Nella suggestiva cornice delle sale panoramiche del cortile della Rocchetta al Castello Sforzesco di Milano si può visitare la mostra “Lo sguardo della fotografia sulla città ottocentesca. Milano 1839-1899” (clicca qui per accedere alla fotogallery). Sono molti i milanesi che hanno approfittato di questa occasione per ritrovare nelle immagini il volto di una città molto diversa da quella attuale, soprattutto nel suo centro storico.
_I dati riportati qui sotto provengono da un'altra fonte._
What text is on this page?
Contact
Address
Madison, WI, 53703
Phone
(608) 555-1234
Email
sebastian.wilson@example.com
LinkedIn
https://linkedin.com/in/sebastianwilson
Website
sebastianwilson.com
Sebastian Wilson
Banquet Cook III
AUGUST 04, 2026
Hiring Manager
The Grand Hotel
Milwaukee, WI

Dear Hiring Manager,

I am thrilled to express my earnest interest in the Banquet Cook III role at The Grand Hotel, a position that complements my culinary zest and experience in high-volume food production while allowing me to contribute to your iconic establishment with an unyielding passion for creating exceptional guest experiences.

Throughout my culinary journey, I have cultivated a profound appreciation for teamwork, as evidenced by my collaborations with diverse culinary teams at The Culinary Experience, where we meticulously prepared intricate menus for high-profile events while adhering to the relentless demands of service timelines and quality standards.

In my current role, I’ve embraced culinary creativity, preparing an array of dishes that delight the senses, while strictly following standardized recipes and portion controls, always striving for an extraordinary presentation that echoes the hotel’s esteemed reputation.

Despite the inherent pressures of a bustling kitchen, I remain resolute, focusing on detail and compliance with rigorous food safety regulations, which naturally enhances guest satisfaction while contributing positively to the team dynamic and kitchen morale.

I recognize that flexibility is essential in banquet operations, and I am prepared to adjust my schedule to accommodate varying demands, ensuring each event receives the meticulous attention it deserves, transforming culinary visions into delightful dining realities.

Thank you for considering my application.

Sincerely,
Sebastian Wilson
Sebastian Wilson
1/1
Se la fotografia ha una speciale affinità con la cultura ottocentesca, con un tempo cioè avido del vero, a distanza di oltre un secolo il desiderio di conoscere la propria città si tinge di un velato rimpianto, non solo per le demolizioni effettuate per fare spazio a nuovi edifici, ma anche per l’idea generosa, benché non sempre felice, che sottende talune trasformazioni.



La più famosa è quella di piazza del Duomo. Non è noto a tutti che fino al 1867 essa era molto più piccola rispetto all’attuale, per la presenza di edifici bassi, tra i quali l’isolato del Rebecchino, che resistette fino al 1875, anno in cui fu demolito per fare spazio ai portici meridionali. La facciata del Duomo risultava così  chiudere uno spazio più angusto, ma anche più vivibile e meno dispersivo dell’attuale, in cui i portici, freddi e lontani, non riescono ad abbracciare la cattedrale con il calore che le sarebbe dovuto. Anche il corso Vittorio Emanuele nelle fotografie d’epoca cinge l’abside con una prospettiva meno rigida di quella odierna.



Al contrario, la via di comunicazione tra piazza del Duomo e piazza della Scala doveva celebrare agli occhi dei contemporanei un inno al progresso: i necessari lavori di demolizione degli edifici esistenti e quelli di costruzione della Galleria, iniziati nel 1865 e conclusi solo due anni dopo, sono ampiamente documentati da una nutrita serie di fotografie, tra le quali spiccano quelle che riprendono la tettoia in ferro e la cupola sovrastante l’ottagono. In questo caso la fotografia restituisce l’arditezza costruttiva nella sua nudità, con un effetto molto suggestivo. Il salotto di Milano viene poi completato con l’arco d’ingresso costruito nel 1876-77 e inaugurato l’anno seguente.

La mostra prosegue con una ricognizione degli edifici più belli di Milano, il Castello, l’Ospedale Maggiore (con una veduta del Laghetto utilizzato per il trasporto dei marmi di Candoglia per la costruzione del Duomo), l’Arena, Santa Maria delle Grazie, Sant’Eustorgio prima e dopo i restauri del 1860, San Marco con il naviglio che ne lambiva la navata meridionale, San Satiro.

Lo sguardo della fotografia si ferma sui portali, sugli edifici civili, sugli archi di Porta Nuova, di Porta Comasina, sui Caselli di Porta Orientale, sul naviglio all’incrocio tra via Molino delle Armi e via Santa Croce e il ponte di Porta Ticinese, vicino alla chiesa di Santa Maria della Vittoria, solo per elencare ciò che il tempo ha molto mutato. E poi la vecchia stazione centrale eretta nell’attuale piazza della Repubblica e il Lazzaretto, ripreso da più punti di vista. Dai bastioni di porta Venezia si scorge tutta l’ampiezza dell’area su cui sorgeva l’antico edificio del Quattrocento ormai fatiscente,  già quasi del tutto demolito a partire dal 1886 e trasformato in abitazione per gli indigenti.

L’eleganza del bianco e nero restituisce alla città un fascino poetico che essa ha in gran parte smarrito, se non nelle giornate in cui la nebbia, come diceva Leonardo da Vinci, addolcisce i contorni. Vale la pena perciò ritornare attraverso lo sguardo della fotografia alla Milano ottocentesca, al fervore che l’ha animata, alla sobrietà delle vie e delle piazze, alla lungimiranza dei nuovi interventi.